Subdwarfs are seemingly a thorn in the side of Stellar Seed Theory. Subdwarfs are smaller then other main sequence stars, and have a low metallicity. This flies in the face of the concept that high metallicity forms smaller stars. The only immediate solution is that Subdwarfs are actually a low metallicity analog of planets. Having less metal, they would accrete more mass and thus acquire enough to initiate fusion.
Some known subdwarfs have very high transverse velocities. If this is due to their being ejected from their parent systems, this could support this concept.
Because of their extreme masses they have short lifespans of only 10 to 50 million years and are only observed in young cosmic structures such as open clusters, the arms of spiral galaxies, and in irregular galaxies. They are less abundant in spiral galaxy bulges, and are not observed in elliptical galaxies, or globular clusters, all of which are believed to be composed of old stars.
Presumably, regions containing large quantities of mass (such as globular clusters) will attract metals, and thus generate more stellar seeds. These would not be conductive to the formation of massive stars, so smaller stars would form.

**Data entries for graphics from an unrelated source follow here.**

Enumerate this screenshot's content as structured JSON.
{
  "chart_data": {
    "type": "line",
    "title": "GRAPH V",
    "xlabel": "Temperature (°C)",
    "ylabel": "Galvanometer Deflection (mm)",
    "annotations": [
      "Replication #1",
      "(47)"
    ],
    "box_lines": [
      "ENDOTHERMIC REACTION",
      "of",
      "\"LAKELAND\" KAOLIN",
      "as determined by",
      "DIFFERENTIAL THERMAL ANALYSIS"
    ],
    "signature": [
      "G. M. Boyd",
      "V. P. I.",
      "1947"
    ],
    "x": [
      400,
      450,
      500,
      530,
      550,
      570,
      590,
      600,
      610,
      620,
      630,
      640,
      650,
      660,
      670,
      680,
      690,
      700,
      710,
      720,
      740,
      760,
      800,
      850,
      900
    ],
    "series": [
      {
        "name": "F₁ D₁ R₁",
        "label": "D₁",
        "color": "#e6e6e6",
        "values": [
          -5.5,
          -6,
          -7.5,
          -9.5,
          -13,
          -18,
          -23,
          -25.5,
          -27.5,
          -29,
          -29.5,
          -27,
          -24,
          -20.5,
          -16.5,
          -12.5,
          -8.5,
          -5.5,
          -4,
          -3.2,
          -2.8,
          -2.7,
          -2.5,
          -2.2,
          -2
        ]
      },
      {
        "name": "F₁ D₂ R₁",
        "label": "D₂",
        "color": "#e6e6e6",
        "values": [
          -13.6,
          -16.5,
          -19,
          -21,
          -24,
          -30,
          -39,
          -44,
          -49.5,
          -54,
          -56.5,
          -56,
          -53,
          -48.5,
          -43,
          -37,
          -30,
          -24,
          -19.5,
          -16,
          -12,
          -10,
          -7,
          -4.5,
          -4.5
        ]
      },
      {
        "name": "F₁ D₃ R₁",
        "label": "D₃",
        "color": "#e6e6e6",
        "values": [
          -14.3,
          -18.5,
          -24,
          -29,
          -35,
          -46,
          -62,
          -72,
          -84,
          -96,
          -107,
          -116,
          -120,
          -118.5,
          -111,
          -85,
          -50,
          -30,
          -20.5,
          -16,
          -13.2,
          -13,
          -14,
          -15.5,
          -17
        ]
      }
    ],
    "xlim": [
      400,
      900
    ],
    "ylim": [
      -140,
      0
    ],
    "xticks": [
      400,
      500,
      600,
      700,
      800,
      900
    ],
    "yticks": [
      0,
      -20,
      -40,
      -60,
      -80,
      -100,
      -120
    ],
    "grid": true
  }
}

A hypergiant (luminosity class 0) is a massive star whose spectrum indicates the presence of an extended atmosphere. Hypergiants are at least as large as supergiants, having masses up to 100 times that of the Sun. This approaches the theoretical upper limit of star mass (about 120 solar masses), the point at which a star generates so much radiation that it throws off its outer layers. Some hypergiants appear to be more than 100 solar masses and may have initially been 200 to 250 solar masses, challenging current theories of star formation and evolution. Hypergiants are the most luminous stars, thousands to millions of times the solar luminosity; however, their temperatures vary widely between 3,500 K and 35,000 K. They have extremely short lives, lasting approximately 1 to 3 million years, before turning into supernovae or possibly hypernovae. It is theorised that a hypergiant gone supernova or hypernova will leave a remnant black hole.
There are only a handful of known hypergiants in the Milky Way. More are known to exist in the Magellanic clouds.
10 million times as bright as the Sun, about 100-150 times as massive and with a stellar wind 10 billion times stronger, the Pistol Star is probably the most luminous object in the Milky Way. It's extreme mass calls into question, current theories of star formation, as it may exceed the current theoretical upper size limit. Located near the centre of the galaxy may be a factor.
It's plausible that the high concentration of mass at the galactic centre may attract any and all surrounding mass towards it, leaving a region of low mass gas clouds. These clouds, composed primarily of material not attracted by the galactic hub and material ejected from the hub through stellar mass loss mechanisms, would likely be metal poor. Thus, massive stars could form relatively easily, due to the relatively small number of stellar seeds available.